4 ounces cream cheese, at room temperature
2 large eggs
1/4 cup flour, such as almond, coconut, or all-purpose
1/2 teaspoon baking powder
1/4 teaspoon fine salt
Cooking spray or butter, for greasing the pan
Sliced strawberries and powdered sugar, or maple syrup, for serving
Place the cream cheese, eggs, flour, baking powder, and salt in a blender and blend until smooth.
Heat a large nonstick frying pan over medium heat. Coat with cooking spray or butter. Once the butter is melted, pour in 2 to 3 tablespoons of the batter. Cook until deep golden-brown on the bottom, about 3 minutes. Flip and cook until the second side is golden-brown, 1 to 2 minutes more. Transfer to a plate.

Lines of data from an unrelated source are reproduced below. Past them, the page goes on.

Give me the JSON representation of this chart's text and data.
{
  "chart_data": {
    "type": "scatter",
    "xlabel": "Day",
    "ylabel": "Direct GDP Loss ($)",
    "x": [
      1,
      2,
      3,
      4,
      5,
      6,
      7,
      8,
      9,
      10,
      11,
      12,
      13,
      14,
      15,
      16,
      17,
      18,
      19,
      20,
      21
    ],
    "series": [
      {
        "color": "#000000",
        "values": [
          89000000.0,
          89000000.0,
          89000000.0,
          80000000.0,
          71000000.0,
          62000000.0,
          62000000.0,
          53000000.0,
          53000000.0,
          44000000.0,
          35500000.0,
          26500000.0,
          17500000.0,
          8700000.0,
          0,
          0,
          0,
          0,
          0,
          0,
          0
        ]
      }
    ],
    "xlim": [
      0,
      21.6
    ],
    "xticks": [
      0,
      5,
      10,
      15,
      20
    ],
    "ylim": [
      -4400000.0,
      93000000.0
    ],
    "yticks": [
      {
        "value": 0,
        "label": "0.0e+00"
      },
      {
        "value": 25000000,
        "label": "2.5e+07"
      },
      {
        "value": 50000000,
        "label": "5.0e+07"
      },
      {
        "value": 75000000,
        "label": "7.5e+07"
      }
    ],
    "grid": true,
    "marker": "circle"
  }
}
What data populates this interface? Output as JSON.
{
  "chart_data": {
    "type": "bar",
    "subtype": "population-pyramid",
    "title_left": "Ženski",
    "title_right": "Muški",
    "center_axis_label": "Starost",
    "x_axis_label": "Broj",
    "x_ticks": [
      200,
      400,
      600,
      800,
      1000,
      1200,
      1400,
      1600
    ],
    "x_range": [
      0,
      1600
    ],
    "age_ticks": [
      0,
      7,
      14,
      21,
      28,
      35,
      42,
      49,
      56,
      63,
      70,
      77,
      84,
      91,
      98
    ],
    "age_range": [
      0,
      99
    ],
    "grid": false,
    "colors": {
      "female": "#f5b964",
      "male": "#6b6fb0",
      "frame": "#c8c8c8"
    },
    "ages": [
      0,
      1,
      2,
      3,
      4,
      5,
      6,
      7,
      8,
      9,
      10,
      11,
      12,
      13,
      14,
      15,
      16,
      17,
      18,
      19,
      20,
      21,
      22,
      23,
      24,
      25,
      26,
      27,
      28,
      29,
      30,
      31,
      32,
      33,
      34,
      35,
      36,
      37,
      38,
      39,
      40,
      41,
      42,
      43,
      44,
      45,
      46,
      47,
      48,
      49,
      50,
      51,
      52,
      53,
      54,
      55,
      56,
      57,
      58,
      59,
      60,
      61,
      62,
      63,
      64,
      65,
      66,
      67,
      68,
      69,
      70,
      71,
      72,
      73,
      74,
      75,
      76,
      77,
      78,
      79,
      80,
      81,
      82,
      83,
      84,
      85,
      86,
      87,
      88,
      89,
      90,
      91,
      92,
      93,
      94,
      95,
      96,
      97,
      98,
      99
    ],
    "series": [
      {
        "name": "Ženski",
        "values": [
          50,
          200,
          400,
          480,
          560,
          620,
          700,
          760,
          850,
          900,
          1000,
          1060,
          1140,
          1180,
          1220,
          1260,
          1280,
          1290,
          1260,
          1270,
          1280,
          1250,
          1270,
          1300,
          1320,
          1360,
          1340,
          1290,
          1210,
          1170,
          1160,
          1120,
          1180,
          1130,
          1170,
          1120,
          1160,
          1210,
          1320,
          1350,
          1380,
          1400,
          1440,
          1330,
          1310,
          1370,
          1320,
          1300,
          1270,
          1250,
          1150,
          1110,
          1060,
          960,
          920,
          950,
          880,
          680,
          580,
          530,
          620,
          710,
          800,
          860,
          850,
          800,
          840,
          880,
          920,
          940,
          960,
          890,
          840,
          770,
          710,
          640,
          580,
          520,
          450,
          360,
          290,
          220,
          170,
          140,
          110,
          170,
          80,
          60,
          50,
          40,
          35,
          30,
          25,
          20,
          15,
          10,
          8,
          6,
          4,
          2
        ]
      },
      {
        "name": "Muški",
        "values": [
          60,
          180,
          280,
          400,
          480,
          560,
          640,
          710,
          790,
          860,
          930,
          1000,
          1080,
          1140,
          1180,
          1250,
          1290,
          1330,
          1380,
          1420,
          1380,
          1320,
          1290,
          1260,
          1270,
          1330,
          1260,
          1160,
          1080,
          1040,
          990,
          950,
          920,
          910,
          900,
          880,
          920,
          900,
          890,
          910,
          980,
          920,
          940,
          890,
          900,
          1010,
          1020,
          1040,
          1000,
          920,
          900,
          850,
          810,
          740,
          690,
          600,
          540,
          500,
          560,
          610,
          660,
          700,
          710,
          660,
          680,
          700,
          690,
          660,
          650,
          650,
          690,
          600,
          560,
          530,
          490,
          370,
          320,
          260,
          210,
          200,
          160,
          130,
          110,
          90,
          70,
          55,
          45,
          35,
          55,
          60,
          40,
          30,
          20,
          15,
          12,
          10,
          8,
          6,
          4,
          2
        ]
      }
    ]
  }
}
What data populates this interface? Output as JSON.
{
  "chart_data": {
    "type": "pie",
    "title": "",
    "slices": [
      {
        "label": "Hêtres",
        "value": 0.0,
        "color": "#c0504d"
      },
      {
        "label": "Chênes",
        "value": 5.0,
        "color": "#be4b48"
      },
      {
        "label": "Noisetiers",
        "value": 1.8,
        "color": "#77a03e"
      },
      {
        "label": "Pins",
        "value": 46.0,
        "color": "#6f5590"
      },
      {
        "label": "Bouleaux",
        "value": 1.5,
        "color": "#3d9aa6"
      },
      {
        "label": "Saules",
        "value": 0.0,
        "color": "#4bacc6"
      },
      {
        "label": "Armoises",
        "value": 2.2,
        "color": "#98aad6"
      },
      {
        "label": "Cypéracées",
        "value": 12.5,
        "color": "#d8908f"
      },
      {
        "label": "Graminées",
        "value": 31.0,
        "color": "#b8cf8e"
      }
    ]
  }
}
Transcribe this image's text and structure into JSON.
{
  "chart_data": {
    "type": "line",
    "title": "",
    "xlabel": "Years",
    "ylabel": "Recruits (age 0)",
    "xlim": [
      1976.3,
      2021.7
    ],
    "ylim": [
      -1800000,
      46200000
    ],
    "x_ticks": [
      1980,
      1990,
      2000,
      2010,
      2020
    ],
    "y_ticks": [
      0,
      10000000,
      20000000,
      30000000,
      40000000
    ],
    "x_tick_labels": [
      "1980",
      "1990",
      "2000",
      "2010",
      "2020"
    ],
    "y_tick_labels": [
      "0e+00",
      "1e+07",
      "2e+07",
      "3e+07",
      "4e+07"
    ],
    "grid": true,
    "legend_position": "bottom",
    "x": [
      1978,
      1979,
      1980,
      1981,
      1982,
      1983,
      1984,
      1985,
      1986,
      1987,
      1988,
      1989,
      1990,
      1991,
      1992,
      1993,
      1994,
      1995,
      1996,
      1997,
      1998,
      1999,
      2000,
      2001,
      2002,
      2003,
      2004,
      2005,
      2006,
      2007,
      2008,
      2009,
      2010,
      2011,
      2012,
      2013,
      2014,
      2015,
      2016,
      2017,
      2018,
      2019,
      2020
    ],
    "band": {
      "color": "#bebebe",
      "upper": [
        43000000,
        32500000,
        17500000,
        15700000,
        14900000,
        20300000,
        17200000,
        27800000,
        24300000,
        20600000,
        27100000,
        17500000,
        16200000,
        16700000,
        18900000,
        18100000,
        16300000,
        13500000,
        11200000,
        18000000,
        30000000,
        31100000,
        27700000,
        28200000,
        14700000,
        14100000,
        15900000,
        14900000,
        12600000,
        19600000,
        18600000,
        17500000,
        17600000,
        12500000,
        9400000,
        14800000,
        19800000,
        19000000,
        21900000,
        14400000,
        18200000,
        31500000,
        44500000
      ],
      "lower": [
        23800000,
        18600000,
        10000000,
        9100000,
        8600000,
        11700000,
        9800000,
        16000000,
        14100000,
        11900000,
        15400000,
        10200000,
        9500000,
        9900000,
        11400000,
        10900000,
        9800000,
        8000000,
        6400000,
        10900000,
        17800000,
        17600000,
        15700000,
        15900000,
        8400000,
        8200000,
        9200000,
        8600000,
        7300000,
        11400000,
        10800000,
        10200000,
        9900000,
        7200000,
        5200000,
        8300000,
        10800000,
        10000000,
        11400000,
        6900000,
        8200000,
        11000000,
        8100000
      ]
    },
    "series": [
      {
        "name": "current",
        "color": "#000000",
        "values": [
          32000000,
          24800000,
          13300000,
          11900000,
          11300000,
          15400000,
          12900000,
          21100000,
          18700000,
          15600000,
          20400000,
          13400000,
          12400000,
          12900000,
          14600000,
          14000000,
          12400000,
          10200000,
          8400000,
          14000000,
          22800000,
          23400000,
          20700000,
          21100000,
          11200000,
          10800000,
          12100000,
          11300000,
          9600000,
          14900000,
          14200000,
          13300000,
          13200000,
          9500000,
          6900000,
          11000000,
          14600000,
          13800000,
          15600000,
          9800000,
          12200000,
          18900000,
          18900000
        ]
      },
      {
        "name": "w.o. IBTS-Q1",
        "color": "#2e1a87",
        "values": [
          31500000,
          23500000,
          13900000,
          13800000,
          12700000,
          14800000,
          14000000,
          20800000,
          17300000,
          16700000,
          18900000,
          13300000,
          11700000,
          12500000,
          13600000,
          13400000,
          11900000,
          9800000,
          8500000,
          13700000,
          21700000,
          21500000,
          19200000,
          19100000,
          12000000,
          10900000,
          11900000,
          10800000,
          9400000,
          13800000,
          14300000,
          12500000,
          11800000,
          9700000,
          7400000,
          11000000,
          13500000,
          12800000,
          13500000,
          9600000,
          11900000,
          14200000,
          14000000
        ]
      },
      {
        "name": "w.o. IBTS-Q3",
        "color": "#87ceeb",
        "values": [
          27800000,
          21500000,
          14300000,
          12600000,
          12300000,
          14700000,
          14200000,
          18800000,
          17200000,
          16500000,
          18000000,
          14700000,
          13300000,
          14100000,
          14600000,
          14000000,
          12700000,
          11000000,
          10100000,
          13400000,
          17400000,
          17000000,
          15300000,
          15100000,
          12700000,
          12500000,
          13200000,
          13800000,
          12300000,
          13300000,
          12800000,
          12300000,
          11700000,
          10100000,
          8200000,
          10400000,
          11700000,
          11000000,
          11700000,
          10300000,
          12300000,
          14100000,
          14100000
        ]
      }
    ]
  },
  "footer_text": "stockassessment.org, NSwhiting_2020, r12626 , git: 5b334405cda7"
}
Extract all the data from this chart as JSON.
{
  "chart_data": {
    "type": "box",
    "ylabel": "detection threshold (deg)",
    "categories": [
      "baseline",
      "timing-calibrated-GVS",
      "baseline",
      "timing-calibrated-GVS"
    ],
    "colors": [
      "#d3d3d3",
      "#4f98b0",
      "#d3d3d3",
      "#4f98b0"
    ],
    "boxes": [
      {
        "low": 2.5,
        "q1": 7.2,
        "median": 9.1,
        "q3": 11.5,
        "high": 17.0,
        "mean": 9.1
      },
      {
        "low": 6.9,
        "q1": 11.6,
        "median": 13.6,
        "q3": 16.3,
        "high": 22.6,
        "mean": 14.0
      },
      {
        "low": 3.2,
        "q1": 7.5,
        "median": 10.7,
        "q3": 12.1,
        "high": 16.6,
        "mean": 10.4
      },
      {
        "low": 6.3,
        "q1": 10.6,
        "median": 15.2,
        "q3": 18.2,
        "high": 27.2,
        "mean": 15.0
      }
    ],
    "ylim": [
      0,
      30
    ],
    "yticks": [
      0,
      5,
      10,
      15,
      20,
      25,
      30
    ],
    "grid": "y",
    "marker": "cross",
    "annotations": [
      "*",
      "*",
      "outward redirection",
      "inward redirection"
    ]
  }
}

Repeat with cooking remaining batter. Serve with sliced strawberries and powdered sugar or a drizzle of maple syrup.
Make sure the batter is perfectly smooth before you begin cooking; start with room-temperature cream cheese. If you want to add a pinch of sugar, a dash of cinnamon, or even a splash of vanilla, go right ahead. I prefer them plain so I can load them up with flavorful toppings. You could even up the cheesiness of these tangy pancakes with a handful of shredded Parmesan or cheddar cheese and take them to the savory side.
Wait to flip. Give the batter enough time to set before cooking the other side. Three minutes gives a golden, lacy appearance.
Storage: Leftovers can be stored in an airtight container in the refrigerator for up to 5 days.